How could a small child with no money and no access to such delights resist once the bug had bitten? Once I knew how easy it was to steal. The cruelty was not in the milk bar man’s response when he caught me out and threatened to tell the police, choosing instead to tell my mother. 

The cruelty rested in her words: ‘I did not expect this of you’. As if in her mind I was a perfect child, incapable of such abominations, incapable of doing wrong when I knew full well I was. 

It’s an odd form of cruelty but to tell someone who relies on you that you’re disappointed in them is the cruellest form of punishment. Not only have they done the wrong thing, as indeed stealing is wrong, but they have also slipped in your esteem, and you will never be able to see them in the same light again. 

At least it was so for me with my mother. As if she could no longer trust me, nor I her. Our Garden of Eden moment.

Scene two: The look of contempt on Mother Mary John’s face when I came to school wearing a ribbon around my ponytail that was not regulation blue but a pale imitation of it. The movement in her elbow as she jerked open the drawer of her desk to reveal a long line of lost ribbons, most of which she used to punish boys who had been too noisy in class time or rough at recess. 

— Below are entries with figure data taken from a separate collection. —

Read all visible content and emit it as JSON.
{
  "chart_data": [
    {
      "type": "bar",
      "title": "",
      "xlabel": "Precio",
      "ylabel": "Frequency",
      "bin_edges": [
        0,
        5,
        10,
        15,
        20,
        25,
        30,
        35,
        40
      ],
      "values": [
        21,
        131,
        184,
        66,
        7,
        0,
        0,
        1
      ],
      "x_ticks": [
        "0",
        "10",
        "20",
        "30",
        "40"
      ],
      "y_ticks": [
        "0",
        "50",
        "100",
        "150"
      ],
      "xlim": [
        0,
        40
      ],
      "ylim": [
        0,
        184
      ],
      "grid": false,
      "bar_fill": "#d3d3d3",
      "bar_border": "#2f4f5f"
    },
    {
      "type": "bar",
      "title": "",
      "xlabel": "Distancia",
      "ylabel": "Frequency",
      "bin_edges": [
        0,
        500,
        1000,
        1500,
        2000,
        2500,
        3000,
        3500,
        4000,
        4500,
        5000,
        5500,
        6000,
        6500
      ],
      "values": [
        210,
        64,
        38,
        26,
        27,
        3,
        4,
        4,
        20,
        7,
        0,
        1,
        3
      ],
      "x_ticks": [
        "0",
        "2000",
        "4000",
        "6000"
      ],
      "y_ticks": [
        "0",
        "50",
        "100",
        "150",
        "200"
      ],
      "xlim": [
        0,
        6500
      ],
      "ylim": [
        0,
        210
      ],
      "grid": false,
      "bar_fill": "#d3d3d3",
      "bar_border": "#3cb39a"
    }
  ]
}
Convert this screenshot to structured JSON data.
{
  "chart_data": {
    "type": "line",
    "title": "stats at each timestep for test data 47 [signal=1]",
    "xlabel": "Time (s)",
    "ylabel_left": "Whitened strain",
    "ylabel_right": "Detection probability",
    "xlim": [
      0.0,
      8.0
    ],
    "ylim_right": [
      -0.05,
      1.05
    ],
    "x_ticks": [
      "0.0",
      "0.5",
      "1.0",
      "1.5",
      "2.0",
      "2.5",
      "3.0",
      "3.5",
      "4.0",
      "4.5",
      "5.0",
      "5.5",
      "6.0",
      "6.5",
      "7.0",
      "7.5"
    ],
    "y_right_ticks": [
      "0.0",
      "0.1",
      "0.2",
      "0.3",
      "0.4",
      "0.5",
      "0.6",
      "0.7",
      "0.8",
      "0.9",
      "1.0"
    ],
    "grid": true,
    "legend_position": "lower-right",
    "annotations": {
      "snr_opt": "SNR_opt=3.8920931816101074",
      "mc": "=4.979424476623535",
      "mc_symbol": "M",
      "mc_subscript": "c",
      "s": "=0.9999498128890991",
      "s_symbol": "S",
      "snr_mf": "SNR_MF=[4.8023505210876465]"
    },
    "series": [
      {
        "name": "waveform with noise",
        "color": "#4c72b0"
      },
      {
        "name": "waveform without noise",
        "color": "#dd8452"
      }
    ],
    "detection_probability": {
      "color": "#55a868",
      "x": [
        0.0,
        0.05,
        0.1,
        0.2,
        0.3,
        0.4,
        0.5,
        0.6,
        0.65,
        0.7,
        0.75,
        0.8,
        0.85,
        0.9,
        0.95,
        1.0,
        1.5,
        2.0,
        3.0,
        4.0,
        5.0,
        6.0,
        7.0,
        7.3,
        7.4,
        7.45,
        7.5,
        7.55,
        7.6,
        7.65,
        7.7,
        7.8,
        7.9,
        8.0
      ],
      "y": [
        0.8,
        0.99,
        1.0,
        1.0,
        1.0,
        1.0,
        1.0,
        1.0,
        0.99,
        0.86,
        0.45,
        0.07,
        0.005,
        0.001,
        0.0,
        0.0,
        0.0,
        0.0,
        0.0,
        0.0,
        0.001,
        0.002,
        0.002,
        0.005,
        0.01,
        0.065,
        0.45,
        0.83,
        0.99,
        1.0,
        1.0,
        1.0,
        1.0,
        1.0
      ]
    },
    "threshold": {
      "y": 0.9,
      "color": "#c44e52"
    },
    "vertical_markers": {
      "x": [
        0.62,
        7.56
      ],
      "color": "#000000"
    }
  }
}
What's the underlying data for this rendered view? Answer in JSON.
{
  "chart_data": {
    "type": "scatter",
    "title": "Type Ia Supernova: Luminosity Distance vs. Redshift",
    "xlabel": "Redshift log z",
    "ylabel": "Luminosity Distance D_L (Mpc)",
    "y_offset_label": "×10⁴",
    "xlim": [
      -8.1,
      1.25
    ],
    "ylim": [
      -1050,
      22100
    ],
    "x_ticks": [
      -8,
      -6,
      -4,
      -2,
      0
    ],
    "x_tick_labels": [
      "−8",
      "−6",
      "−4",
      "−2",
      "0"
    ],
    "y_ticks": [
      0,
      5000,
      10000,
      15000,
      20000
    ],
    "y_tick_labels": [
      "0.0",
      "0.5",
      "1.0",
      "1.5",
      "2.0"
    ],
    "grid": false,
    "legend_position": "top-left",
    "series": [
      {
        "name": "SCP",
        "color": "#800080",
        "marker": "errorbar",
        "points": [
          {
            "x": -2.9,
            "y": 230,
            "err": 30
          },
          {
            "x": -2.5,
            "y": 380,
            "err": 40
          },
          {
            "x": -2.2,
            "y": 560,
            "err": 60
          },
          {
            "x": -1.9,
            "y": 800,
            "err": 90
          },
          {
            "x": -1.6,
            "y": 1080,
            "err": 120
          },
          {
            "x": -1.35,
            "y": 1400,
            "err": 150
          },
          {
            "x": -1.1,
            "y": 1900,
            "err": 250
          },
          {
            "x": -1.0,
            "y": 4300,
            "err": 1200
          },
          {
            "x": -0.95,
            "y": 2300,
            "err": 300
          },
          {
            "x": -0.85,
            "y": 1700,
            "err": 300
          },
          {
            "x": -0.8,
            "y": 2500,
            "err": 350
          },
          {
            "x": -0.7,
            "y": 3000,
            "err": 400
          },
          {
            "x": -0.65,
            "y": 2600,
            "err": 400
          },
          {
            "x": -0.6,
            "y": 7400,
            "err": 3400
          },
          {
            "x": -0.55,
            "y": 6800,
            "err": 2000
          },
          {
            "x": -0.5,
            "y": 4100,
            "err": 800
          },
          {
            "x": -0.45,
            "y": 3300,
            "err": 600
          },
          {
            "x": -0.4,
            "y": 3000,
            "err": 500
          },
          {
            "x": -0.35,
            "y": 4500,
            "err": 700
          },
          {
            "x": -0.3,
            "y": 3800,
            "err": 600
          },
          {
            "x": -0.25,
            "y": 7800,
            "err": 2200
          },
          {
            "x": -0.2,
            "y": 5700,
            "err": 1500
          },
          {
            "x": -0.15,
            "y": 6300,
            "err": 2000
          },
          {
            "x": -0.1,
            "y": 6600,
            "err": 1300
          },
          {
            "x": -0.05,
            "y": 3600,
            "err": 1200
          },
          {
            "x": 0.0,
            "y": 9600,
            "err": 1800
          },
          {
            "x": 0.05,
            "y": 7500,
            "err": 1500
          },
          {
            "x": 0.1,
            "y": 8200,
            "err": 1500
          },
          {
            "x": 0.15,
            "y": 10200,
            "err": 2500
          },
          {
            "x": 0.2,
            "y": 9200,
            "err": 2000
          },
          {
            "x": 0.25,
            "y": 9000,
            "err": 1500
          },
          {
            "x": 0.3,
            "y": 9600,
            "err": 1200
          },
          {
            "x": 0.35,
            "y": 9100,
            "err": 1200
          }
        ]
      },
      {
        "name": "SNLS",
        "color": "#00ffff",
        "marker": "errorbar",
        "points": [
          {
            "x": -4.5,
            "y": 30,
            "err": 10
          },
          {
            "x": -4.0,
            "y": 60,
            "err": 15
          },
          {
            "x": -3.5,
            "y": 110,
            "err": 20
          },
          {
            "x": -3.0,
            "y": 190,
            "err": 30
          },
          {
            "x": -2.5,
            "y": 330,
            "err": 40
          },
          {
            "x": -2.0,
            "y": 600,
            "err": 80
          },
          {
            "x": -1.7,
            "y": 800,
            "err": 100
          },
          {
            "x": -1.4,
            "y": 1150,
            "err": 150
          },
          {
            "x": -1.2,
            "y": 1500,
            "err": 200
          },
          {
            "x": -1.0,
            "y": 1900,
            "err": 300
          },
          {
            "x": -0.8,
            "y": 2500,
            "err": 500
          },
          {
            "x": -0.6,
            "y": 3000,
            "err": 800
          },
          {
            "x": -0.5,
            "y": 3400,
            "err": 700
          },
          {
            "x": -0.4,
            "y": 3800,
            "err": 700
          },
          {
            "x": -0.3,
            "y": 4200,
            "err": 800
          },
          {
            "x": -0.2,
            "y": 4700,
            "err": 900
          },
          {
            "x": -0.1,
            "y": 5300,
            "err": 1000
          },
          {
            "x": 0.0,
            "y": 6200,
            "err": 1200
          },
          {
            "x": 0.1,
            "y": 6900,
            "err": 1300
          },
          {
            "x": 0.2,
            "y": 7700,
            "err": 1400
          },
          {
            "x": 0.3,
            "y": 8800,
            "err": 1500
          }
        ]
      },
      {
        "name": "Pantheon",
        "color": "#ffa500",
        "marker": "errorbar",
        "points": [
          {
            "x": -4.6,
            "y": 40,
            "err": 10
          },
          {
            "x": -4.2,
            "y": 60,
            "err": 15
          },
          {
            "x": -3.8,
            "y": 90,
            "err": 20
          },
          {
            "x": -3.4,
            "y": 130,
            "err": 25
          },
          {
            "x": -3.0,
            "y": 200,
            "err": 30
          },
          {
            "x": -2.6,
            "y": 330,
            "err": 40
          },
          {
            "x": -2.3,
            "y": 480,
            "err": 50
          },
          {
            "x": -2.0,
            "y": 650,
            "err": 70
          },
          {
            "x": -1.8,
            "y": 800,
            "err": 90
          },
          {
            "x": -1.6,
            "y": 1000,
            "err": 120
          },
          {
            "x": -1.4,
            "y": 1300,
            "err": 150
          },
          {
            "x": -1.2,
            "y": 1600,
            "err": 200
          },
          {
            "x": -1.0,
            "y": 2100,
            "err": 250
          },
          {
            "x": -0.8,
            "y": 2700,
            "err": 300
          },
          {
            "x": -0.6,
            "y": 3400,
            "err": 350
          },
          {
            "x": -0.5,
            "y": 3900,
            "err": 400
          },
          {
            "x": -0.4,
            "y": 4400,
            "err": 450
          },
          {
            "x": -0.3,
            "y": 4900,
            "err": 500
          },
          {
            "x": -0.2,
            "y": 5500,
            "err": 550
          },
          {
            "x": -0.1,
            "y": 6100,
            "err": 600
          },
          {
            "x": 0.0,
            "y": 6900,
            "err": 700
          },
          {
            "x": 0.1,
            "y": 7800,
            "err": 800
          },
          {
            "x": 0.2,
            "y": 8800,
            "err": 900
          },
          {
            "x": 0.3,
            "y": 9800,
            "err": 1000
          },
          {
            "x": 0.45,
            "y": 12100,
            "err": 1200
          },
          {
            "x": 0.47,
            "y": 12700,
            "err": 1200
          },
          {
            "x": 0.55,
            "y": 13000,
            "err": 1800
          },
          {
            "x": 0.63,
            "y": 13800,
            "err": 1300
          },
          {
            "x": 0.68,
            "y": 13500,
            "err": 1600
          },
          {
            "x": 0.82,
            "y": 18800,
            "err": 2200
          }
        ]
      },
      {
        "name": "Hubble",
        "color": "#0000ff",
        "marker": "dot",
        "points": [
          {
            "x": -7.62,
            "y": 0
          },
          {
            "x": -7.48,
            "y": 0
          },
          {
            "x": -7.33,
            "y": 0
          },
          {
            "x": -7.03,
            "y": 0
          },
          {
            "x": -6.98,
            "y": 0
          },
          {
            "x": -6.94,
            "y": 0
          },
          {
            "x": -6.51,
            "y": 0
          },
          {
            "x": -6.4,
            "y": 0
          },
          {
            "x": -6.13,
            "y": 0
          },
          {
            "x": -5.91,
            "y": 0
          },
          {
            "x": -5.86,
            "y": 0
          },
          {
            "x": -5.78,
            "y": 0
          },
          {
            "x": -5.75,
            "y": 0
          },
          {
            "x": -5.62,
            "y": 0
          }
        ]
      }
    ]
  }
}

The way she told such a boy:’If you behave like a girl, you’ll be treated like one. And she made him stand inside an empty rubbish bin with a ribbon tied around his head and finished in a bow. She made him stand like this on the veranda outside the classroom for the length of a full class period as a warning to us all. 

Of what? 

That we should not behave like girls, which was odd when you think of it. Girls were less likely to be rough during recess though they could have been high pitch noisy. But why the rubbish bin and why the ribbon and why her disdain with me for getting my uniform wrong. The cruelty of labels and the desperate human need to order things even when such ordering can leave others in situations of abject shame.